Prima Italia Pizzeria closed its doors late one evening, stating it was relocating to a new storefront on Amsterdam Avenue. The storefront could not be located along the avenue, and the company's new location is not listed in the telephone directory.

News, Inc. closed its doors late one night in January 2004. When asked why the store was closing, the owner said that the landlord had raised the rent to an exorbitant price and he could not pay. The store remained closed for several weeks but reopened as a wireless cell phone provider last week.
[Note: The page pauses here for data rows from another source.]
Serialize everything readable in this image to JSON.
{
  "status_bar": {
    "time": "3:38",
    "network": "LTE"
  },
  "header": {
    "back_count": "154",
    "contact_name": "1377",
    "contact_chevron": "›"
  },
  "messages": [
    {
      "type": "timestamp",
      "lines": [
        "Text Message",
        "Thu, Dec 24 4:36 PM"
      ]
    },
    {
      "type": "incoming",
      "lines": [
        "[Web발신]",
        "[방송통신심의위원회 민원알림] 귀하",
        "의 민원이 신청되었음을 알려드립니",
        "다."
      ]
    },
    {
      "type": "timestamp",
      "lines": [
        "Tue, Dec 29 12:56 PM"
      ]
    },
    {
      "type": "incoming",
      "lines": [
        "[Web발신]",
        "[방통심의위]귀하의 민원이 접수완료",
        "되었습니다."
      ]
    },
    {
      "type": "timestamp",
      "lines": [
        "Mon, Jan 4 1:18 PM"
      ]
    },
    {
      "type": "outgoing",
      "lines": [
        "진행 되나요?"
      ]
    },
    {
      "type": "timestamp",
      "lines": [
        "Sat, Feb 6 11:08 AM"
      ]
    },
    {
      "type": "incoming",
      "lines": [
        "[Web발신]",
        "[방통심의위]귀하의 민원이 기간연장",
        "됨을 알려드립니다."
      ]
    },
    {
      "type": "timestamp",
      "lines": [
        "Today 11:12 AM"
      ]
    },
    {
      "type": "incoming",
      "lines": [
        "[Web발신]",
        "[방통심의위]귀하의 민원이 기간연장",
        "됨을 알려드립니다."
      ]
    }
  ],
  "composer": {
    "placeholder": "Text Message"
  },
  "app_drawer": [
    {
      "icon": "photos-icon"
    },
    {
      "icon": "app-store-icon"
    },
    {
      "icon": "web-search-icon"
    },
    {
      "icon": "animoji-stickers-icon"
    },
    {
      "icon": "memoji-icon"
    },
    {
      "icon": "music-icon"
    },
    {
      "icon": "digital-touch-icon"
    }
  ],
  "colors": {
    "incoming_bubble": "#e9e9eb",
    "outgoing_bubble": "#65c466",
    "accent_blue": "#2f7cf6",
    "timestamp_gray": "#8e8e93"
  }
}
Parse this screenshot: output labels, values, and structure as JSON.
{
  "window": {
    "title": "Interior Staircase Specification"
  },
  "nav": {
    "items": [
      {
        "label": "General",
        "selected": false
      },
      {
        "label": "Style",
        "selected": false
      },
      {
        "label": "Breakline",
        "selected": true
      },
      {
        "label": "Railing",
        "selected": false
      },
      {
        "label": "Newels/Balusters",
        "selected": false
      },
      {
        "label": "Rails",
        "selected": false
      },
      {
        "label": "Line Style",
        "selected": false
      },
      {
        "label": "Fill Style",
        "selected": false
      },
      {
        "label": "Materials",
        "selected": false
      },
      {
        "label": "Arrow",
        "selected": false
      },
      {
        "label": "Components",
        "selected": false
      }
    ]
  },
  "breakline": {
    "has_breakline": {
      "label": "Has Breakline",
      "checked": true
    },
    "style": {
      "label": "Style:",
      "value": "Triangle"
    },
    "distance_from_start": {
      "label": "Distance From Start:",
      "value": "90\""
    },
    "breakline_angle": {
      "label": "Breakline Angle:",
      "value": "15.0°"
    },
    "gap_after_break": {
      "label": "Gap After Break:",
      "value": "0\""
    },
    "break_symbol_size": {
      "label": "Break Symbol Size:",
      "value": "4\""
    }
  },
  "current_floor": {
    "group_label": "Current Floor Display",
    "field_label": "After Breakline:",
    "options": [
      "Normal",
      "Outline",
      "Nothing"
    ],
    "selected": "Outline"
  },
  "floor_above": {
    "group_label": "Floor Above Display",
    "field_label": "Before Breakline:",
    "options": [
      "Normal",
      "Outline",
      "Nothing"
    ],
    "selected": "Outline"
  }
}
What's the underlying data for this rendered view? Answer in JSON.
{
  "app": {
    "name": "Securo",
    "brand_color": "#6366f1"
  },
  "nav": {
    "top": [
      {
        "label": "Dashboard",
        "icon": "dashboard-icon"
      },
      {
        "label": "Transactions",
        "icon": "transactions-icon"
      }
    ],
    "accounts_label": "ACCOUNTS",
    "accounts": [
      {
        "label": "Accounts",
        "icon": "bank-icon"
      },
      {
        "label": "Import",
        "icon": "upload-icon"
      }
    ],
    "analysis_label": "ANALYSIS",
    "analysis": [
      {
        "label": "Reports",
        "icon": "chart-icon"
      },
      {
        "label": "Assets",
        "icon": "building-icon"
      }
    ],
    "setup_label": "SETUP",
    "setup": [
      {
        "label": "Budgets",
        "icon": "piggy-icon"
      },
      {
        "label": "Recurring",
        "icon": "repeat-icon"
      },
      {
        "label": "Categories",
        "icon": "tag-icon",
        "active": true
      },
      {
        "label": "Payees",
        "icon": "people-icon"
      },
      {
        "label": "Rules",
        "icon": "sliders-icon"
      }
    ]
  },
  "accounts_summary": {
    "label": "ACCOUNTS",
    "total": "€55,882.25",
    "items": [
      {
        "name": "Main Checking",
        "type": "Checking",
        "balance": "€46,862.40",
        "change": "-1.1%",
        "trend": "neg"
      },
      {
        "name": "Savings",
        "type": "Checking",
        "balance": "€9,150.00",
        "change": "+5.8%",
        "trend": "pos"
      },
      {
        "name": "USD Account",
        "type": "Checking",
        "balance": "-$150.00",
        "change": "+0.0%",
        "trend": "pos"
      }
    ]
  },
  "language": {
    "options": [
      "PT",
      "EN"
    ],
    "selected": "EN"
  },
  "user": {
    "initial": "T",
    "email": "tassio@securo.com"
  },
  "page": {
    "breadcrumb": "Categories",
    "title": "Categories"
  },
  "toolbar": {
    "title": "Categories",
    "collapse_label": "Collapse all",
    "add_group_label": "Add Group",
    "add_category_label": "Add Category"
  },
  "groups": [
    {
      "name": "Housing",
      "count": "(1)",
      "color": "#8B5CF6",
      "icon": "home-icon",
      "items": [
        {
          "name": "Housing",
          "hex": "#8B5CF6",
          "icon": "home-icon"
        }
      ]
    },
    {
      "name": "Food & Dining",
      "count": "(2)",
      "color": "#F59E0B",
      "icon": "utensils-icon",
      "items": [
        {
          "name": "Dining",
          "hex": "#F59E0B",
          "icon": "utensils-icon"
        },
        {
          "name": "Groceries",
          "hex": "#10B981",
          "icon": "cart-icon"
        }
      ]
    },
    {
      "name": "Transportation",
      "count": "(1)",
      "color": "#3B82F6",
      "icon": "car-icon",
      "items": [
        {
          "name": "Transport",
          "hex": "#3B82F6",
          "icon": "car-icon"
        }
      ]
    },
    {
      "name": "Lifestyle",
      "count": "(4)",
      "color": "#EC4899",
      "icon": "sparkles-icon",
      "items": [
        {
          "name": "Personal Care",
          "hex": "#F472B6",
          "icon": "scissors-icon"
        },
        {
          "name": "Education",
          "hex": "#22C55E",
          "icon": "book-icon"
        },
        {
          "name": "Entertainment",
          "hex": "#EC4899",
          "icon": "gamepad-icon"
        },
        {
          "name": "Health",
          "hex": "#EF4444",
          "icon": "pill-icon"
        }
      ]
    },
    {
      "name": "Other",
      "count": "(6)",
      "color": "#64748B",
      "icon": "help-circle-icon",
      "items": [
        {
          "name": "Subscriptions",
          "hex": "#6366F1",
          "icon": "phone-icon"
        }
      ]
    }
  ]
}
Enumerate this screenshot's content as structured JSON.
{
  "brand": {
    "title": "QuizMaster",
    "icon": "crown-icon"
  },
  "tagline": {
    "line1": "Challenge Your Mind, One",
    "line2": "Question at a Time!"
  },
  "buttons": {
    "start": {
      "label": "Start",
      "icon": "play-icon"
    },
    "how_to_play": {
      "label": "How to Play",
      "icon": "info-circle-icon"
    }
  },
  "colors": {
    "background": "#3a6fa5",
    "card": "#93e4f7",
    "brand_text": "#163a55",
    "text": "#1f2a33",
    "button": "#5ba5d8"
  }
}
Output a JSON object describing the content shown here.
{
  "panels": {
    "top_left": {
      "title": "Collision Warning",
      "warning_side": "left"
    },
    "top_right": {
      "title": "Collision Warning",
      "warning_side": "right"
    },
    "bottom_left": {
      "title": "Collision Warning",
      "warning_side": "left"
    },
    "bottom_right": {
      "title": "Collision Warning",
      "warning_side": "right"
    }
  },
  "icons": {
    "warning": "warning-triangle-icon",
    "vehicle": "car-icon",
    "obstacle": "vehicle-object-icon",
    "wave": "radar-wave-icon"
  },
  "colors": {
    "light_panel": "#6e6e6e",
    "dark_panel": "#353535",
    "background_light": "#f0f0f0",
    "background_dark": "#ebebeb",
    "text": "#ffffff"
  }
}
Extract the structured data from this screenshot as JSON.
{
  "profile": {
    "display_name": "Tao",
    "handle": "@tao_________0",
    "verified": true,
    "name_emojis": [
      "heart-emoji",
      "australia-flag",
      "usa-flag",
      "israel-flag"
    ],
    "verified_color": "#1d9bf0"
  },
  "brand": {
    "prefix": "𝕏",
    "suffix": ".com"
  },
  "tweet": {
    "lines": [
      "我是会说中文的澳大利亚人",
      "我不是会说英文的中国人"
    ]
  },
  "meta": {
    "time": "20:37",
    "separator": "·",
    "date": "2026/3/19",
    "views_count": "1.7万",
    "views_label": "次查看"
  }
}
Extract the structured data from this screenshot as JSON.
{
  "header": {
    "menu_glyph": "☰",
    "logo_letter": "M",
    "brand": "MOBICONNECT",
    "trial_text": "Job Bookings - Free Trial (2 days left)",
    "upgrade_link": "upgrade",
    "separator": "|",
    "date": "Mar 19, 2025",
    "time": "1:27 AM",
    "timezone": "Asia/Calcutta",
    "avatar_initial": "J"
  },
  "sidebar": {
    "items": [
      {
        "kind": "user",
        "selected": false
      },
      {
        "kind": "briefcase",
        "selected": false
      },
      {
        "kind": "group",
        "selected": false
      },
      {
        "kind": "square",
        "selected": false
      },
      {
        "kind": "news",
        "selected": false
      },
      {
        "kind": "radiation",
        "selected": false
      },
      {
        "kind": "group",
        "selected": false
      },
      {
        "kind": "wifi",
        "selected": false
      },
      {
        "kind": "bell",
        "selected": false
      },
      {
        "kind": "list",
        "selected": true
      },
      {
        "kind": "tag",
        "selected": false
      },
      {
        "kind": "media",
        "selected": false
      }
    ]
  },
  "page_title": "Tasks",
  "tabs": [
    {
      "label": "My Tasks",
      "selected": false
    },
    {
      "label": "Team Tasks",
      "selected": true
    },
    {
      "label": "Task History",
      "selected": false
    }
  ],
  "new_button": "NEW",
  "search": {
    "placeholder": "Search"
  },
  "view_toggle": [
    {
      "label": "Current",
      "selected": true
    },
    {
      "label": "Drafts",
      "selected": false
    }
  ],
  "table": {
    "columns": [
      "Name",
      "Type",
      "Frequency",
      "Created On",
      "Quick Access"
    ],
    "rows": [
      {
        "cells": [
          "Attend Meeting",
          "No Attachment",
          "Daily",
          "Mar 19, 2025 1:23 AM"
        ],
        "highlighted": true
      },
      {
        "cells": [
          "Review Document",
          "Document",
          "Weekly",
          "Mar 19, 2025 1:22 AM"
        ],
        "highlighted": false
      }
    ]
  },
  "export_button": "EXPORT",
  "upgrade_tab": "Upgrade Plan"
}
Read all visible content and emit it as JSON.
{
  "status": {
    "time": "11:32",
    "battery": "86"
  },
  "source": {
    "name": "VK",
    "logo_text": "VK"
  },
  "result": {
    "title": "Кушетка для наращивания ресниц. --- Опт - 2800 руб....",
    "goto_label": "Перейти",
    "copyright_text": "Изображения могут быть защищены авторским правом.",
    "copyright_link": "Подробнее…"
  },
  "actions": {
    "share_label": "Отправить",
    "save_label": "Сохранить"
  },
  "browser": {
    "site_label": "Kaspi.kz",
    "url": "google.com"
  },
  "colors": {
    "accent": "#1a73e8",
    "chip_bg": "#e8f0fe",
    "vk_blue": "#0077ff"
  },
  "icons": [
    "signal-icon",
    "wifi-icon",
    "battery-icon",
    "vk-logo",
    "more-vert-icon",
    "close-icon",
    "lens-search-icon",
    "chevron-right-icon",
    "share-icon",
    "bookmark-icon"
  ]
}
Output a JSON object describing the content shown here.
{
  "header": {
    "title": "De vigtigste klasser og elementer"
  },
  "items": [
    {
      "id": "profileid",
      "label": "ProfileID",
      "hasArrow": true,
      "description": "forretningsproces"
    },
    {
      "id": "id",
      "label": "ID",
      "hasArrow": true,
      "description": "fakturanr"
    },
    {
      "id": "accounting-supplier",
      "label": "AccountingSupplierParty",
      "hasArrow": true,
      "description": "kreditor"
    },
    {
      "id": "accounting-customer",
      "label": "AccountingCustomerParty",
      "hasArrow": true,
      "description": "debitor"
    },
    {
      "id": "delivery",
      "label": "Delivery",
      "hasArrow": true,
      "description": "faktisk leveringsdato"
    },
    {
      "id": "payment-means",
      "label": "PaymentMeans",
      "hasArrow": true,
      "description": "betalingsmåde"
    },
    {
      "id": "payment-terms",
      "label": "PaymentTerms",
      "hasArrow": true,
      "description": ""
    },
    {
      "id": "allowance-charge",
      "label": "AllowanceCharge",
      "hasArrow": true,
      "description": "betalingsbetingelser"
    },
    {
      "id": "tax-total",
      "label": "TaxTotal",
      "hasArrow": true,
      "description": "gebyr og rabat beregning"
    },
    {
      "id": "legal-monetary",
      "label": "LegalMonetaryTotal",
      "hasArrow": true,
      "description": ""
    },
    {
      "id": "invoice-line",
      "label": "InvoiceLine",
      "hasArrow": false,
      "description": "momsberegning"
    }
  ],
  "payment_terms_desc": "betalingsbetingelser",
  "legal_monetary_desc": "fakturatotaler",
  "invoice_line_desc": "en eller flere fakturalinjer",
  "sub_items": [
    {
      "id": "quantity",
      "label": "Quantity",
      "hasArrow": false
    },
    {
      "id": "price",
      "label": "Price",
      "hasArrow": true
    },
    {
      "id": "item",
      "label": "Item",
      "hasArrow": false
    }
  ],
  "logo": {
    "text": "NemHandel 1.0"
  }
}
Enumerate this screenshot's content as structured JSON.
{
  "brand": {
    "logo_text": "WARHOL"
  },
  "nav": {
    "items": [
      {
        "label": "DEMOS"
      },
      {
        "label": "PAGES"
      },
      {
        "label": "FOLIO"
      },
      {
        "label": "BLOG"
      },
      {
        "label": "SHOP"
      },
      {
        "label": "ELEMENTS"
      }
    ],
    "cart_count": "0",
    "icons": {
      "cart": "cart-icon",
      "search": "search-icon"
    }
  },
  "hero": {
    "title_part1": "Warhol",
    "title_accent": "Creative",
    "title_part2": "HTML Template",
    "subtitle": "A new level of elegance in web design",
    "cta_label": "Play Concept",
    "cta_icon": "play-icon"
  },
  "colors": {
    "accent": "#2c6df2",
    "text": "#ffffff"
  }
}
A neighboring store owner who wished to remain unnamed says the rent was not raised at News, Inc. Instead, he claims the newspaper and cigarette store had been mismanaged and was behind on rent. As a longtime businessman in the neighborhood and renter with the same managing agent as 104th Street Restaurant and News, Inc.--David Associates--he claims many of the store closings are due to mismanagement and not rising rent prices. He said that his rent has been at a fair rate since he opened his store.

David Associates declined to comment on their rental rates or the status of their vacant storefronts.

Community members have voiced their discomfort with the changing face of the Manhattan Valley area, which extends north from 96th Street to 110th Street and east from Broadway to Central Park West, for many years.


"In the past few years the stretch of Broadway between 96th and 110th Streets--the neighborhood's only shopping thoroughfare--has undergone a decided transformation for the worse," read a March 23 letter from co-chair of West Siders for Viable Neighborhoods' Jock Davenport to President Lee Bollinger at Columbia University. "Drugstore chains (six of them at last count) have invaded to duke it out amongst themselves in a Darwinian struggle for supremacy ... Those of us who have lived here for any length of time regard these developments--a glut of drugstores, and absence of supermarkets--as an intolerable lowering of our quality of life,"

The group has targeted its efforts toward the University in hopes that they will subsidize a moderately priced supermarket in the retail space at 103rd Street slated to open in 2005.

But some contend that the change is the foreseeable result of a changing economy, saying community groups and boards are limited in their scope of power to change the face along Broadway.

"Manhattanville has done a lot of catching up with its northern and southern neighbors along Broadway. Mom-and-pop stores were able to benefit from the economic valley for many years, but it is at the landlords' discretion to raise or lower rental rates," said Dan Cohen, neighborhood resident and activist.

Although prior efforts were thwarted, Cohen suggests the implementation of a Business Improvement District dedicated to the security, cleanliness, and support of neighborhood businesses would create a cohesive union between community members and businesses.

Amidst the sudden closings, positive signs of growth can be found. At A Grocery Store on the east side of Broadway between 104th and 105th, renovations are in full swing. While several workers and family members work to assemble a new refrigerator unit, a neighbor taps on the door, giving the crew a "thumbs-up" signal and saying, "things look good!"

When asked about the motivation for the renovations and the changing face of Broadway, Derehm, owner of A Grocery Store for 10 years, answers, "The neighborhood has changed, but people need to see new things. The change of the neighborhood is good for business."